1. LeLive: This app is for live TV that comes from networks. The content availability will vary based on the market. In the U.S., it includes stuff from Travel Channel, HGTV, Food Network, Cosmo, Variety, as well as some movies. You can search for video based on category. This stuff is being streamed "live" pretty much all the time. When you open the app, you're joining programs or movies that are already in progress. An easy-to-use guide shows you what is up next, but also allows you to re-stream shows that were on earlier. Honestly, I thought the selection would be better; it's pretty limited.
2. LeView: This app pulls in unlicensed, free video from around the web with an emphasis on personalized recommendations. LeView is the default left-most home screen panel and is all-but inescapable. It presents video in a vertical strip that you scroll down to find new stuff. Most of the content comes from YouTube.

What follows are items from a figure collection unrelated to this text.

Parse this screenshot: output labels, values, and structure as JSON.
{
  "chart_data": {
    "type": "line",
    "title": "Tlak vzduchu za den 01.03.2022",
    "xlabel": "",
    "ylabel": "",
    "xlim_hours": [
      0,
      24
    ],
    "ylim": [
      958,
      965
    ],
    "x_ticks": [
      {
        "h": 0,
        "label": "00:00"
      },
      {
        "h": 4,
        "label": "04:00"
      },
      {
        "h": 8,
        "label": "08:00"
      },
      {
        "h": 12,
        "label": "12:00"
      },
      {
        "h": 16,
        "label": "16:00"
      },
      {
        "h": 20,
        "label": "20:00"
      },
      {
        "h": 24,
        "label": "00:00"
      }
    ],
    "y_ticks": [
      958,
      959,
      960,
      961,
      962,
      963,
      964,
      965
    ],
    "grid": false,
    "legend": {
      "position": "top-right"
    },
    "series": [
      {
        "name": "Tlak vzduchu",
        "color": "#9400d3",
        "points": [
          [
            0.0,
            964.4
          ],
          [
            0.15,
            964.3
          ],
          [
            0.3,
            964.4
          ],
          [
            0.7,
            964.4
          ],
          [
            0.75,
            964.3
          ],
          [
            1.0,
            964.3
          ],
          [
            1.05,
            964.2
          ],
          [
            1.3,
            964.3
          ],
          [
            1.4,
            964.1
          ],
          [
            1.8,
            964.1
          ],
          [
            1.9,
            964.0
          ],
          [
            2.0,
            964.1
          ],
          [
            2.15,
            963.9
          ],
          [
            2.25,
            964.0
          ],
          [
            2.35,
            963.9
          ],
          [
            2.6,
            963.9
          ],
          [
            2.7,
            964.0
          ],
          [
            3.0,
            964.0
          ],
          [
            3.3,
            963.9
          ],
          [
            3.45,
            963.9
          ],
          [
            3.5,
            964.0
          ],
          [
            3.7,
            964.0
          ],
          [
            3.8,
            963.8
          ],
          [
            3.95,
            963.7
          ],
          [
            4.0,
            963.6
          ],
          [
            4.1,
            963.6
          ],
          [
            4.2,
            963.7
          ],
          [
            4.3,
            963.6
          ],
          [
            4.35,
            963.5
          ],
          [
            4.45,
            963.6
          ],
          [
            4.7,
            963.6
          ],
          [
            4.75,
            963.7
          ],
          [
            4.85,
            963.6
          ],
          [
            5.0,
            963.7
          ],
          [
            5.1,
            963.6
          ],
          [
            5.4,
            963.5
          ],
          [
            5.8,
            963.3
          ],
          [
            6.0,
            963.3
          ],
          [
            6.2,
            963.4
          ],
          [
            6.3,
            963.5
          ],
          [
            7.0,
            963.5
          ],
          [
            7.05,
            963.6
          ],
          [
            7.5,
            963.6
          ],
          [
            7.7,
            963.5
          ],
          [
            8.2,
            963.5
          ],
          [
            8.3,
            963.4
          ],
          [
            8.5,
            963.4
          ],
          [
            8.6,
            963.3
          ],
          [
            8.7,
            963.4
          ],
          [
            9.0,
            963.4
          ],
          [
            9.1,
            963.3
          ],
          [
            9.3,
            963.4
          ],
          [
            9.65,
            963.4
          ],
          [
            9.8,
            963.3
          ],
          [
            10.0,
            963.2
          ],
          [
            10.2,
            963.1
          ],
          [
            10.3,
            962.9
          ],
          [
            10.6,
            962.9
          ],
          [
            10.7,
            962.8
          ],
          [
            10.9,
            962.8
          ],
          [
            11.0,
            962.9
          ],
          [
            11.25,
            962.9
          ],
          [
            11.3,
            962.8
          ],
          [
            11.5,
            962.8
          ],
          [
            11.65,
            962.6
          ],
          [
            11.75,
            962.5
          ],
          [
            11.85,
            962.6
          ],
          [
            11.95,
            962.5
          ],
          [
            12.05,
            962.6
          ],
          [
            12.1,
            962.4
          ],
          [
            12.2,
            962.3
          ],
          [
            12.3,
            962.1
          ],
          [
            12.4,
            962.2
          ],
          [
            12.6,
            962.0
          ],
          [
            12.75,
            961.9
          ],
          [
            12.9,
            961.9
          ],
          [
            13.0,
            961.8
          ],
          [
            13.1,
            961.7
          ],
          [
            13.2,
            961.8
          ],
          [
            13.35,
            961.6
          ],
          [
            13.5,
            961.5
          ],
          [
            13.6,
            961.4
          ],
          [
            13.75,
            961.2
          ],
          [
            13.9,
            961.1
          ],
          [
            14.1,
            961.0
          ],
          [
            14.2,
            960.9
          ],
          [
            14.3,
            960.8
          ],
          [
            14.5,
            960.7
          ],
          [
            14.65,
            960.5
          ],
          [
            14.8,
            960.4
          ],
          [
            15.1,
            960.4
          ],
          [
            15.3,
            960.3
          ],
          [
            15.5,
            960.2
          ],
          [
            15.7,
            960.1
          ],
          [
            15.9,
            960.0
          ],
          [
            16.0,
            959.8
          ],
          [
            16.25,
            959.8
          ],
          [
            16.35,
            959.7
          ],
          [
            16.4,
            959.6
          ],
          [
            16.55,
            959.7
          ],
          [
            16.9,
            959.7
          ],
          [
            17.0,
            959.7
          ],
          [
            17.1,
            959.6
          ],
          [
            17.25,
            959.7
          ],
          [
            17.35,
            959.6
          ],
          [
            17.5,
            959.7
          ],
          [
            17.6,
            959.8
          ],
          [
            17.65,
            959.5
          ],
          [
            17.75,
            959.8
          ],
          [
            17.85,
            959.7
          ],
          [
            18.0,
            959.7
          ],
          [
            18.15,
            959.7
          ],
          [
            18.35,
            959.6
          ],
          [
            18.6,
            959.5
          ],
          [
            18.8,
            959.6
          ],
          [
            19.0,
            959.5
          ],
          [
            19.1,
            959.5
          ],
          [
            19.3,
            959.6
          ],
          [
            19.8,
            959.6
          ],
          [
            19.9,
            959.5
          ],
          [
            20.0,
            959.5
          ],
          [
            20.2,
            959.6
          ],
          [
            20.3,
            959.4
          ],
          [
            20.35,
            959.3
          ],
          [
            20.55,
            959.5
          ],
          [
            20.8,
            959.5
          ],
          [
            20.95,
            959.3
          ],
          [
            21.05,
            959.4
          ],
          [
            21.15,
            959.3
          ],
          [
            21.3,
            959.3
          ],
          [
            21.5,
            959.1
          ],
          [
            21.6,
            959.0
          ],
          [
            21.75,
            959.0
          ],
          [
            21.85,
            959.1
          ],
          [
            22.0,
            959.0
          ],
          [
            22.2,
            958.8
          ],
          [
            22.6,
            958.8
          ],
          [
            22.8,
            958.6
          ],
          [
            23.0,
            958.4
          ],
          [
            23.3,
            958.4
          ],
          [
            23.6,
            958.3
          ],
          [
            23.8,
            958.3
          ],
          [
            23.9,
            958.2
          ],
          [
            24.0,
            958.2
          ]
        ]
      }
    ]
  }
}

A menu icon at the top allows you to dive into sections such as movies/trailers, music, comedy, education, and other categories. Even then, the app is mostly recommending the newest, latest stuff from YouTube. Honestly, I'd deactivate this and use YouTube instead.
3. Le: This app pulls the same unlicensed content from around the web as LeView, but packages it into a more browsable format. This is the most redundant, ridiculous app I've seen. It takes the interface from the LeLive app but packages up the content from LeView. Rather than push the latest content from YouTube like LeView, it simply makes browsing through various categories more pleasurable. It also manages your viewing history, and highlights content from some of its own providers, which is mostly stuff I've never heard of. This app does let you go through the back catalog of some TV shows, which is cool.
4. Last, LeVidi: This app offers mostly for for-pay, streamed content from providers like Hulu and others, but some free stuff from YouTube is tossed in as well. The UI resembles that of LeView.
Confused yet? I am. Seriously, this is way, way too much.
Worse, some of the content is free, but some of it requires a LeEco pass (monthly subscription). The pass comes for free for the first three months you own the phone, but costs $10 per month thereafter. Netflix — hugely popular in the U.S. — is not included. I was able to test all the video apps on the phone and can honestly say you're probably better off relying on YouTube and your existing subscriptions to Hulu, Netflix, or other video provider. In this case, different isn't better.